Buyers must now pay the Goods and Services Tax (GST) on maintenance fees as well as the GST on any property acquisition. In this article, we will discuss ‘GST on housing society maintenance charges. On July 22, 2019, the government released Circular No.109/28/2019- GST, which addressed “Issues relating to GST on monthly subscription or contribution charged by a Residential Welfare Association (RWA) from its members.” An RWA collects maintenance fees and offers different services and goods for the common benefit of its members in a housing society or a residential complex.
The GST on maintenance charges would be 18 percent for apartment owners who paid more than Rs 7,500.
“In case the charges exceed Rs 7,500 per month per member, the entire amount is taxable,” the Finance Ministry said in a circular sent to field offices on how the RWA should compute GST payable. For example, if a member’s monthly maintenance fees are Rs 9,000, GST of 18 percent must be paid on the total sum of Rs 9,000, not on (Rs 9,000-Rs 7,500) = Rs 1,500,” it stated.
In terms of calculating the tax responsibility for a person who owns two or more flats in a housing society or residential complex, the Ministry stated that a monthly ceiling of Rs 7,500 per member will be imposed individually for each residential property owned by him. the residents’ welfare association (RWA) are also allowed to obtain GST input tax credit (ITC) on capital goods (generators, water pumps, lawn furniture, etc.), products (taps, pipes, various sanitary/hardware fills, etc.), and input services such as repair and maintenance services, according to the Ministry.
When does GST apply to maintenance charges?
If the total amount of maintenance charges levied by the housing society exceeds Rs 20 lakhs in a financial year, the housing society must register under the GST legislation and get a registration number.
When computing the Rs 20 lakh limit, even exempt items like the recovery of property tax and utility payments from the member must be taken into account. A housing society is required to collect GST from its members if the sum of the charges during a financial year (whether subject to GST or not) exceeds Rs 20 lakhs.
Even though a housing society’s registration barrier is Rs 20 lakhs, it is not obligated to levy GST if the monthly maintenance rate for each flat or office does not exceed Rs 7,500.
As a result, in order to levy GST on maintenance payments from its members, the housing society must satisfy two conditions:
- The total amount of the society’s costs should surpass Rs 20 lakhs in a financial year, and
- the monthly maintenance price for each flat or office should be more than Rs 7,500.
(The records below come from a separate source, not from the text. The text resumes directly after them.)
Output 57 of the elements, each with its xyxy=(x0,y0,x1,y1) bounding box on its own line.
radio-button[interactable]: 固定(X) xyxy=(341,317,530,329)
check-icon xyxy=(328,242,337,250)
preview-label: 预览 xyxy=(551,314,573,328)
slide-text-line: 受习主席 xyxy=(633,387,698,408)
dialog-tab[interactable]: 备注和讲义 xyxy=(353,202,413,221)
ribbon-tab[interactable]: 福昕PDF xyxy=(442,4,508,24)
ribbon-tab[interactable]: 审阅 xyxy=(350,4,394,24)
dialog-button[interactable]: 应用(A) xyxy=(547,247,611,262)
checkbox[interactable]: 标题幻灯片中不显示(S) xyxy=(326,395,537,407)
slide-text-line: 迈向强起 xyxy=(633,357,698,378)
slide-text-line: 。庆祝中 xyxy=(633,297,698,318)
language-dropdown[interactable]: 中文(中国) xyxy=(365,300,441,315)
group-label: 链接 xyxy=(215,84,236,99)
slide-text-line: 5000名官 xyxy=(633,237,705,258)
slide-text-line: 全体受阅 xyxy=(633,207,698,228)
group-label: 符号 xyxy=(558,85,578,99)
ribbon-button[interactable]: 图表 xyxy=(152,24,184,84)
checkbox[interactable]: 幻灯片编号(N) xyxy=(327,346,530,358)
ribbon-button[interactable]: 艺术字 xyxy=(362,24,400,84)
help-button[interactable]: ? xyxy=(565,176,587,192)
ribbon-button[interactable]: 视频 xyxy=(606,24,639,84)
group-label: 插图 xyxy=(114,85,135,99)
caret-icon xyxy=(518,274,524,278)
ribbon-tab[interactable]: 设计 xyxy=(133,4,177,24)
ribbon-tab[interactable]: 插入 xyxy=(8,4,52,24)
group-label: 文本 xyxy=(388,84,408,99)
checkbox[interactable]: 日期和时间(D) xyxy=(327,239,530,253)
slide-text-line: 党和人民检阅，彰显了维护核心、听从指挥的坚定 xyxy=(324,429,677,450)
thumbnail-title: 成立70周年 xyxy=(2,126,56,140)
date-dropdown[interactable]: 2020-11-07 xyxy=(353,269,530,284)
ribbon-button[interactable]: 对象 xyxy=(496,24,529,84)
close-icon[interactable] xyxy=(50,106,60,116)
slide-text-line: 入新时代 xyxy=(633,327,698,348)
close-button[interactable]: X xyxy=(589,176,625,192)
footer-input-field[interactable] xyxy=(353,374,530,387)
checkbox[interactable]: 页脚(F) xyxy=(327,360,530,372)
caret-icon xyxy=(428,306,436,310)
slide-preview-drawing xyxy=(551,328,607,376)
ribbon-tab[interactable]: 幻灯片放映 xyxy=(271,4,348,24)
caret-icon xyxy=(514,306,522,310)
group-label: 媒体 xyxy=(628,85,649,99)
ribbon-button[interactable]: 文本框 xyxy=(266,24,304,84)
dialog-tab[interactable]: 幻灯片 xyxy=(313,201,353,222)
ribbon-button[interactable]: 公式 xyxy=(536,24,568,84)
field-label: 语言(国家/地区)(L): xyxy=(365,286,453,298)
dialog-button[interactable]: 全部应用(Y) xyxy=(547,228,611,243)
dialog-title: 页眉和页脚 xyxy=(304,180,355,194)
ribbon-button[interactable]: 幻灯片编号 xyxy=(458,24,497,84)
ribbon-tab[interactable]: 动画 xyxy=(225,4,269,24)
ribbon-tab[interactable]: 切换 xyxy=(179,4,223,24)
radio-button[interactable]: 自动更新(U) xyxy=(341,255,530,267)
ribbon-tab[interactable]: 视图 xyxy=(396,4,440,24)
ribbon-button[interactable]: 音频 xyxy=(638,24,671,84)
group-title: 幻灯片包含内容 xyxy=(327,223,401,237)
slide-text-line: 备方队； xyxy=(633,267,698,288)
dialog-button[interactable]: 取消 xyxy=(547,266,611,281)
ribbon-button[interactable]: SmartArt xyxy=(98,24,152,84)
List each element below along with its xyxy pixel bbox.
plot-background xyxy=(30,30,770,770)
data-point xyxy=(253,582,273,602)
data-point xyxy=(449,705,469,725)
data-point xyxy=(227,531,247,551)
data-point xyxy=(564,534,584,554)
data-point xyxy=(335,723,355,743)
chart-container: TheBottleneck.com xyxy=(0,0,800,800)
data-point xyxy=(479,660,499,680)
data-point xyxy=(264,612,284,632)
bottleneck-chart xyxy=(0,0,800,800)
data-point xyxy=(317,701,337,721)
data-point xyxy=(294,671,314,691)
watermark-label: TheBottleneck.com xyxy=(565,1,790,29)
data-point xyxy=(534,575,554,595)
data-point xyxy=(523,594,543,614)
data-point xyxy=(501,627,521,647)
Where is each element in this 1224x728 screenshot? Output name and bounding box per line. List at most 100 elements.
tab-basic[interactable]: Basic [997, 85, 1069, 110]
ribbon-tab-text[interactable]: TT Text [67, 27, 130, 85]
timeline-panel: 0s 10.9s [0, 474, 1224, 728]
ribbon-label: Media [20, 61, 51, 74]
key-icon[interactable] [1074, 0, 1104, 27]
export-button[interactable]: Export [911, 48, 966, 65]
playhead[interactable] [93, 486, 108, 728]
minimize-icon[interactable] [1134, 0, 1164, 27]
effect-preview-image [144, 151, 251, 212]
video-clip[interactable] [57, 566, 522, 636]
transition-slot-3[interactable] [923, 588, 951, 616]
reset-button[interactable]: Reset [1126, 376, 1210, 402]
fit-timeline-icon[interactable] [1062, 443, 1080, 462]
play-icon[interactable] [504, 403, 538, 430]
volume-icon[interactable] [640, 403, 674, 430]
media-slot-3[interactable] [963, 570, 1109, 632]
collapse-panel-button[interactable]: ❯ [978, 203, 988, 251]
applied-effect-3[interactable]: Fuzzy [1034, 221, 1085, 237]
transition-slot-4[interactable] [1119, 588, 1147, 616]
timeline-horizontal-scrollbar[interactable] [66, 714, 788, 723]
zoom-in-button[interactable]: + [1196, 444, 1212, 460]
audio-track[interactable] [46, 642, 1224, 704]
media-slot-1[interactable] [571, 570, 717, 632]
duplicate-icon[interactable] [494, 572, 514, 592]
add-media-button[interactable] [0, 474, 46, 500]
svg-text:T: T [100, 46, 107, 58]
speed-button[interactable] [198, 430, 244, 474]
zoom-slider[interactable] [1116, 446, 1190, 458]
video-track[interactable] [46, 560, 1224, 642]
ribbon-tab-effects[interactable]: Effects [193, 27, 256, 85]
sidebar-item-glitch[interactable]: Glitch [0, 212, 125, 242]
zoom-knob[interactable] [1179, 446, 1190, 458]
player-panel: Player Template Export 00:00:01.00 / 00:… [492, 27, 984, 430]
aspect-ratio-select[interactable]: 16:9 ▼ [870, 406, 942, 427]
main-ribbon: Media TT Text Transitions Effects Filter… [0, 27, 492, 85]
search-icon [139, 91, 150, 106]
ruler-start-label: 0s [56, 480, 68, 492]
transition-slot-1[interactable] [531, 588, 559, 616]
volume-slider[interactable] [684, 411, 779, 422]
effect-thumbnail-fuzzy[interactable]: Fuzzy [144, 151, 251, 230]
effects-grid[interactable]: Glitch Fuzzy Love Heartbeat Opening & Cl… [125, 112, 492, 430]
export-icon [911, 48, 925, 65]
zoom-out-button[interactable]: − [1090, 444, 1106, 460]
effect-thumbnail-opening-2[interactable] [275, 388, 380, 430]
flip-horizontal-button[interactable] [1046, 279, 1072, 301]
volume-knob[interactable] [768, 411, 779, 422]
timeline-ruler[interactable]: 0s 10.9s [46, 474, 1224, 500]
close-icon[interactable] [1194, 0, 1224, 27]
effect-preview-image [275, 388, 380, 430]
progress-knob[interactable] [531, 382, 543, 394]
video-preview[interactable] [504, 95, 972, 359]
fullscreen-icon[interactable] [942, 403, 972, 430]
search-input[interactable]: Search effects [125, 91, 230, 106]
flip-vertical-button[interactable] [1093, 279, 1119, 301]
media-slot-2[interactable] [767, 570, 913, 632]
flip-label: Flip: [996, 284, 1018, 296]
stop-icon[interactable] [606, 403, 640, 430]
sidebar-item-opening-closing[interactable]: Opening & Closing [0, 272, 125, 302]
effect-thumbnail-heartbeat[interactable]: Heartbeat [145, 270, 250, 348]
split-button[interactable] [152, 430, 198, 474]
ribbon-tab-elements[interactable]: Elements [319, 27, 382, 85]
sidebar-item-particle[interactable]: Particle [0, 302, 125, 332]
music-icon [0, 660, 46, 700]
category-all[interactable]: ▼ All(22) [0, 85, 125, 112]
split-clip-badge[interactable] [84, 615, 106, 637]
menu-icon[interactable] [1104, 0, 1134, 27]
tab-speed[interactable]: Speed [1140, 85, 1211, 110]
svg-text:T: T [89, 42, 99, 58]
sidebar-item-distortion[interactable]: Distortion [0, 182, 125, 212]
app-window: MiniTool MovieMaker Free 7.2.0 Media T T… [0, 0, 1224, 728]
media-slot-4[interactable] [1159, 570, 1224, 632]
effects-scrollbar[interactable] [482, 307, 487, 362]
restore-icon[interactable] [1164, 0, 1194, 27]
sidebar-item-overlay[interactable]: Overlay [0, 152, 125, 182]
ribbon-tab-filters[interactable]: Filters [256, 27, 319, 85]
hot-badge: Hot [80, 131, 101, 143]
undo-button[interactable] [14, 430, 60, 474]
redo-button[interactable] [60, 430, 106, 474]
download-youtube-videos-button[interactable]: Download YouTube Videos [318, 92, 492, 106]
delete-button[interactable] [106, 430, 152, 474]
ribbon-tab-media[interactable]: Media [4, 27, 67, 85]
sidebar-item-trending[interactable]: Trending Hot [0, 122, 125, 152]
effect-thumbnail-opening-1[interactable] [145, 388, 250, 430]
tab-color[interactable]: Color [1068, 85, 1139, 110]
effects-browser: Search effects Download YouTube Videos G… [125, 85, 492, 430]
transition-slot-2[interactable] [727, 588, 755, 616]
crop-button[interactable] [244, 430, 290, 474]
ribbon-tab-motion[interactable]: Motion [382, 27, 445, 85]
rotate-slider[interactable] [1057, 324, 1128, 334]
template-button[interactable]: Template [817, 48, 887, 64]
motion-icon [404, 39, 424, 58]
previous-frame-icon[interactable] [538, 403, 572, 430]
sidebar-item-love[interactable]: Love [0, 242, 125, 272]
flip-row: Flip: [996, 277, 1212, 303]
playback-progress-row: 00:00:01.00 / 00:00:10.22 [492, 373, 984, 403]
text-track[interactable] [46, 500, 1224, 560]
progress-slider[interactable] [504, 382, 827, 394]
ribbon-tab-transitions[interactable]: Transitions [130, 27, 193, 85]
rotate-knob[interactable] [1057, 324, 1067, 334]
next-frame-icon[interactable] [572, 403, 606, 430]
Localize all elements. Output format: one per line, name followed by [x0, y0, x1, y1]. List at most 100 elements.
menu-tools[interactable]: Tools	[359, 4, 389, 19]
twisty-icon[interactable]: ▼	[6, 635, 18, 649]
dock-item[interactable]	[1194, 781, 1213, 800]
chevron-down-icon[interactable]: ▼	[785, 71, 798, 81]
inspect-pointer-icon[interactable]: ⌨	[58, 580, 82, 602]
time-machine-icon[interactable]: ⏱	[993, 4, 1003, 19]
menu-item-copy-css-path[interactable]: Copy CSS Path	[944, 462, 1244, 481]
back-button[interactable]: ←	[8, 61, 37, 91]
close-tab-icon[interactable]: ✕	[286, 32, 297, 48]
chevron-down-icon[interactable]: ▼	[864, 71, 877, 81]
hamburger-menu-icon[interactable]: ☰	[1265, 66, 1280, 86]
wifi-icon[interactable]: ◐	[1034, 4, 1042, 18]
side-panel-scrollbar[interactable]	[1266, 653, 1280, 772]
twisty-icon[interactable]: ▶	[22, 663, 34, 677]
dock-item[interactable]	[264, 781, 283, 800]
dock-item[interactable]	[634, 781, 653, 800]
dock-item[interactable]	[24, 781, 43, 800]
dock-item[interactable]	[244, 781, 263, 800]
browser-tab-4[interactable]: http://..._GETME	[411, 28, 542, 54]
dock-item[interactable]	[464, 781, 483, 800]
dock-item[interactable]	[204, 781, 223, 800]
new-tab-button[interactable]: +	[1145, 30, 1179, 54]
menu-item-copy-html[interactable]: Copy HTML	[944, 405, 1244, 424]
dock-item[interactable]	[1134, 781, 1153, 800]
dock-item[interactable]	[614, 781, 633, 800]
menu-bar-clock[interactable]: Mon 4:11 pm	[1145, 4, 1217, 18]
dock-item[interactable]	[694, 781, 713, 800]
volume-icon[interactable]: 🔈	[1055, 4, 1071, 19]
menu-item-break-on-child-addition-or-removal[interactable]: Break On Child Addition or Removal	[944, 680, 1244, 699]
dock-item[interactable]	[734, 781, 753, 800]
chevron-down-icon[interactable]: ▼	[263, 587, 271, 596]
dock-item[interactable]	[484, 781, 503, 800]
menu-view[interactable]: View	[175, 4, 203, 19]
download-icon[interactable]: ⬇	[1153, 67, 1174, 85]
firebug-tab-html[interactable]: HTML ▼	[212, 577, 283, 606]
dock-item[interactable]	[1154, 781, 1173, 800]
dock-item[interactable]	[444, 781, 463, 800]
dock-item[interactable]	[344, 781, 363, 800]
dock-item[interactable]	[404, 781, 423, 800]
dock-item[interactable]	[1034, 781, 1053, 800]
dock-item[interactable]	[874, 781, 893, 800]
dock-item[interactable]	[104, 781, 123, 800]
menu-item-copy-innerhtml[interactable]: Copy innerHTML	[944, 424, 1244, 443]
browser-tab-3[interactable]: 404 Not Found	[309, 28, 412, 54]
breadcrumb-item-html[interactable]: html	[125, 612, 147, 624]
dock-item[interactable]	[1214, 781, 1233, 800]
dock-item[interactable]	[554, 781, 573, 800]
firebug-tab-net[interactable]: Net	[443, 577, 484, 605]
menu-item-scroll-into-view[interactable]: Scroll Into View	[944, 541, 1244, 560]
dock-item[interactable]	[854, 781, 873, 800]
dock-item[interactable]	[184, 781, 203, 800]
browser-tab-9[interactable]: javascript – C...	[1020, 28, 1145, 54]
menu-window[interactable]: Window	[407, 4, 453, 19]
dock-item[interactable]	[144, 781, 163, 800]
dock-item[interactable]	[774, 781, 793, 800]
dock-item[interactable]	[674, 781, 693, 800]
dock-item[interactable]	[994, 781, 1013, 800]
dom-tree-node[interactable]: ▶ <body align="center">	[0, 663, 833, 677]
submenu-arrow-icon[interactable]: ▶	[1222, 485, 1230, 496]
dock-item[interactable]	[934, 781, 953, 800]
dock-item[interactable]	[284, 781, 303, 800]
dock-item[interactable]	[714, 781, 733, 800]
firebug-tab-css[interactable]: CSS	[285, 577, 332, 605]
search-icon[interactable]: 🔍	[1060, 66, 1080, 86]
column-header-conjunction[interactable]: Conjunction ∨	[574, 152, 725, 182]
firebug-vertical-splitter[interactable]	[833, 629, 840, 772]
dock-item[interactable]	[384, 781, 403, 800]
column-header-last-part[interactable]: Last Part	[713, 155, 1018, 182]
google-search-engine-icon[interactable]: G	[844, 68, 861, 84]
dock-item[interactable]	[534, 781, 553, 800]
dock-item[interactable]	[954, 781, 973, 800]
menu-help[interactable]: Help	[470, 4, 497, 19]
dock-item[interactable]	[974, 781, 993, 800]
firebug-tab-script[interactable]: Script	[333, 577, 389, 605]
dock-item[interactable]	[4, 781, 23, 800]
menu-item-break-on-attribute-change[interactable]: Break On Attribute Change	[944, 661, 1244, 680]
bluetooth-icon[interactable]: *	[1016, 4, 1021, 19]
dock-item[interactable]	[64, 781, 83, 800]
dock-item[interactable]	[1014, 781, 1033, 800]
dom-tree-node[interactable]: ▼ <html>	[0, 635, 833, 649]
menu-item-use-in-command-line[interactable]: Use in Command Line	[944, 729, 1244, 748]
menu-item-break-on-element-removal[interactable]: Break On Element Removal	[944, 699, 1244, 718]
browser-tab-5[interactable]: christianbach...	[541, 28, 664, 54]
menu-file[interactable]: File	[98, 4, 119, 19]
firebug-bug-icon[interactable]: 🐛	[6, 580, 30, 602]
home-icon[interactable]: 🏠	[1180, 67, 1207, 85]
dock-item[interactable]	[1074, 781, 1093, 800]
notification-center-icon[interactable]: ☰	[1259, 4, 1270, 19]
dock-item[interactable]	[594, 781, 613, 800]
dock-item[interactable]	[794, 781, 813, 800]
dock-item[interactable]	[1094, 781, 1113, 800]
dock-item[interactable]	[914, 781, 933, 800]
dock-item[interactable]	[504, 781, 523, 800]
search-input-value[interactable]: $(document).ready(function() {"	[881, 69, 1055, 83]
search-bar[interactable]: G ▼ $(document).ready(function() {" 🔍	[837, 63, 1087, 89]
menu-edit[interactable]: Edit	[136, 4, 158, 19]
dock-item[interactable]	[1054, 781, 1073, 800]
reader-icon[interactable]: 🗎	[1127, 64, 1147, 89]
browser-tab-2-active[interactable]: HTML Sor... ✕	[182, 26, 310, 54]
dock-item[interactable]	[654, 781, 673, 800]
The GST is levied on which component of maintenance charges?
It is not necessary for the organization to charge GST on all of the items included in the invoice to the members. The housing society is not permitted to collect GST on charges that are essentially reimbursements for expenses incurred by the society and recovered from members. Municipal taxes, property taxes, water bills, non-agricultural land taxes, electricity bills for common areas, and other taxes and utility payments made on behalf of housing society members may be included. Contributions to the sinking fund are also exempt from GST. The housing society, on the other hand, must charge GST on members’ contributions to the repair fund.
Input tax credits, GST rates, and the reverse charge method
Housing societies are currently required to charge an 18 percent GST on the maintenance fees collected from their members under the GST in real estate. Input tax credits for GST paid on certain supplies obtained, such as security, lift and premises maintenance, or payment of audit fees can be claimed by the housing society.
Although the society can claim input credits for certain purchases, it cannot lower the GST rate charged to its members. If the society is GST registered, it must also pay GST on all services or items obtained from unregistered suppliers using the reverse charge system.
Conclusion:
In terms of the tax implications for housing societies, the current position under Service Tax is aimed to be maintained under GST. The tax burden under GST will be lower because the society will be able to claim ITC, which was previously not allowed under service tax. Furthermore, the exemptions provided ensure that no tax burden is imposed on smaller societies where the monthly contribution of individual members does not exceed Rs. 7,500/-. In summary, GST will be a more favourable tax regime for housing societies than service tax.
Frequently Asked Questions:
The Central Board of Indirect Taxes and Customs (CBIC) announced in July 2020 that if the total amount received as maintenance charges exceeds Rs 7,500, the cooperative housing society will be required to levy and collect GST (at the rate of 18%).
No GST is to be levied by the housing society on the monthly bill raised by the society (and the amount is for the purpose of sourcing goods and services from a third party for the common benefit of its members). If the monthly contribution exceeds Rs. 7,500/-, however, GST will be charged.
Disclaimer: The main goal of this article is to “assist investors in making informed financial decisions.” The above information is provided only for educational purposes. Readers are advised to exercise caution and seek professional counsel before relying on the above information. K M Gatecha & CO LLP is not liable for any loss or harm incurred by readers who take action based on the information provided in this article. “Please keep in mind that the opinions expressed in this Blog/Comments Section/Forum are clarifications intended for the readers’ reference and guidance as they investigate further on the topics/questions raised and make informed decisions. These are not intended to be investment advice or legal advice.”